Bohlman-Knorr-GansterReading specialist Sharon Ganster, kindergarten teacher Alyssa Knorr, and fourth grade teacher Rachel Bohlman applied for the competitive grant.  They requested to participate in the Lucy Calkins Teachers’ College in New York for intensive training in “Reading Workshop.”  The opportunity to apply for the grant came as a result of Eagle Point’s designation as a School of Recognition, which was awarded this past fall by the Department of Public Instruction.

Grants are awarded by the Fund for Teachers.  According to their website, Fund for Teachers is one of the largest funders of teacher learning in the country, investing $24 million in more than 6,500 teachers since 2001. The program annually awards grants to preK-12 educators seeking relevant knowledge and learning experiences through self-designed summer fellowships.

In order to use the grant funding, the teachers needed to gain acceptance to the New York Teachers’ College training program. All three teachers were accepted. “We are very excited about this, not only for the three teachers who will benefit personally and professionally, but also for our school.  These teachers will help us develop teacher resources and demonstration classrooms as we begin learning about and implementing reading workshop next year,” said Eagle Point Principal, Ann Schoenberger.

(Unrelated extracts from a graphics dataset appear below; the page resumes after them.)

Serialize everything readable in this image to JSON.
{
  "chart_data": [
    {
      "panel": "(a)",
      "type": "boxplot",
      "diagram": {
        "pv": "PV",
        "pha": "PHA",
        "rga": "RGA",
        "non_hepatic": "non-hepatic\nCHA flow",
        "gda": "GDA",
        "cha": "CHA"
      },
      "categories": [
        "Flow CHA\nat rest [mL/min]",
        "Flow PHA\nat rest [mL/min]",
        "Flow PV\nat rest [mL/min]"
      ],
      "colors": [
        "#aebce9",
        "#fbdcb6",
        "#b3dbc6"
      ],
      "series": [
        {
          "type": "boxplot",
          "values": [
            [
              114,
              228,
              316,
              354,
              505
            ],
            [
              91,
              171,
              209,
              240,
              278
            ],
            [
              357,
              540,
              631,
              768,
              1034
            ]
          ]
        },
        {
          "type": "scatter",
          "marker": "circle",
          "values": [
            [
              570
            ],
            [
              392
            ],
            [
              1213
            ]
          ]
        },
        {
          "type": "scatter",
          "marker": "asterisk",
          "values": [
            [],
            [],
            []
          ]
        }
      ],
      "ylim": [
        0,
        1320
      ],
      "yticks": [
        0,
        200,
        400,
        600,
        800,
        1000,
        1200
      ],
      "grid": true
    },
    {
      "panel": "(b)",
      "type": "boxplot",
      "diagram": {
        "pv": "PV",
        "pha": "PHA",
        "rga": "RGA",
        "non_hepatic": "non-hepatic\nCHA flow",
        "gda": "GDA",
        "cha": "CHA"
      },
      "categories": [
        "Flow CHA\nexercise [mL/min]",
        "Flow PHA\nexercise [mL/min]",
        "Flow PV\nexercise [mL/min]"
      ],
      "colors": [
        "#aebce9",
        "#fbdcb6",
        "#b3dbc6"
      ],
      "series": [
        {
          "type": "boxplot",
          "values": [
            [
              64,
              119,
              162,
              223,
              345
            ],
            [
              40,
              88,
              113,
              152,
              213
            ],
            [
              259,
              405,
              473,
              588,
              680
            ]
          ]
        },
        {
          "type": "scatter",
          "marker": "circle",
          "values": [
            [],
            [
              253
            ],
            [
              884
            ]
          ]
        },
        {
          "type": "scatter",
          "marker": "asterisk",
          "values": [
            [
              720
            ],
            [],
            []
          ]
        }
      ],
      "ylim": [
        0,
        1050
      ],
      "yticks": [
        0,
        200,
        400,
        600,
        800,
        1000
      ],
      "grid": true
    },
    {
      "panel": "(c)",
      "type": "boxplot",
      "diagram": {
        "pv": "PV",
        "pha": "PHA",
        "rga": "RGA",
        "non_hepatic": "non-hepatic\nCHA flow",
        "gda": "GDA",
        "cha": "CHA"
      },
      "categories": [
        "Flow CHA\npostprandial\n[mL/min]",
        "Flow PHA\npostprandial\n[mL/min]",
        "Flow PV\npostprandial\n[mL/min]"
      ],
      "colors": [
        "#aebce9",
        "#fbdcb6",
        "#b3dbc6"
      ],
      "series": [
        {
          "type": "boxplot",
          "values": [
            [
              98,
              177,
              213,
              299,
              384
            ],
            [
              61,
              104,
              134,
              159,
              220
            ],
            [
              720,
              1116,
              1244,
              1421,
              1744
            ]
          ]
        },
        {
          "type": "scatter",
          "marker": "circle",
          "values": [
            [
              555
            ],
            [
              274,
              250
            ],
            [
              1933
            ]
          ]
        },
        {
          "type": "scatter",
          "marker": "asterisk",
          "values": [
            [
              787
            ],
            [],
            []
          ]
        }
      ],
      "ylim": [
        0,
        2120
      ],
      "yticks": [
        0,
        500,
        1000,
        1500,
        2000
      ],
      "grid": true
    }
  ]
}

Ganster, Knorr and Bohlman collectively thanked the Fund for Teachers, saying “We are grateful for the opportunity to attend the Summer Institute on the Teaching of Reading at The Teachers College in New York. The learning journey we are about to embark on will not only impact our own teaching, but as we share our learning with our school, district, and community, everyone will benefit.  What we are most excited about is the impact it will have on our students. Watching them grow as readers and become lifelong readers is why we do what we do each and every day.  Thank you Fund for Teachers!”

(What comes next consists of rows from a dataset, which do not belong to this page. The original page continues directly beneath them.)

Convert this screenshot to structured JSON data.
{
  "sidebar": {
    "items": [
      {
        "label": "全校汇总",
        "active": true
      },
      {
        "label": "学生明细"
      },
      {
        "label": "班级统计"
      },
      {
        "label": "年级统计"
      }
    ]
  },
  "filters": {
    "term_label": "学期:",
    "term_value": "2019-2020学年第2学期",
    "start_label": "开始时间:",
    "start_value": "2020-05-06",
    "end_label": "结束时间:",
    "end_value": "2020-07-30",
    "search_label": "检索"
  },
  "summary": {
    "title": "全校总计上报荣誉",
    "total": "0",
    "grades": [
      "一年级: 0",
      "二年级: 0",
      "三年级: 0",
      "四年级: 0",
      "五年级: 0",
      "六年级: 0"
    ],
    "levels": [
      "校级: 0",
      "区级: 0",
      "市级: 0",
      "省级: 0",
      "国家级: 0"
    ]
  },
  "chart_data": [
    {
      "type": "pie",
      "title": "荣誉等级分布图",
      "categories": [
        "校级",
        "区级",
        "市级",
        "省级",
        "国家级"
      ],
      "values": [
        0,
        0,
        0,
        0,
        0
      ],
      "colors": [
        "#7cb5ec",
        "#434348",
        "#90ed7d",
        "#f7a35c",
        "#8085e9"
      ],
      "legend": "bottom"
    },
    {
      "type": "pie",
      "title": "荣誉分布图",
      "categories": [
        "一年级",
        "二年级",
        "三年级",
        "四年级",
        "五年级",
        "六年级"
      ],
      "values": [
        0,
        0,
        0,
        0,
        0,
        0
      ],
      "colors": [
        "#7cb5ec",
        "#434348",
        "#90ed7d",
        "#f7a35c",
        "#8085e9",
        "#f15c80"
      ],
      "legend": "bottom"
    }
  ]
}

“The Wisconsin Department of Public Instruction and Fund for Teachers are committed to celebrating teachers who are passionate about their work and motivated from within. Teaching offers unique challenges and rewards to those who choose to work in the profession,” said State Superintendent Tony Evers in a letter to the three teachers. “We salute you and thank you for your dedication.”

“Fund for Teachers serves as a piggy bank of sorts, funding educators’ quests for deeper knowledge or mastery that transfers directly to students,” said Karen Webb, Fund for Teachers executive director. “We all learn by knowing, by doing. These grants offer teachers more than ‘one-size-fits-all’ professional development and it’s free for the district. Everyone wins, with the biggest winners being the students.”

This year the organization is awarding $1.8 million in grants to 487 teachers for self-designed fellowships.

The three teachers will attend an orientation meeting in May where they will receive information about their fellowship and receive their check.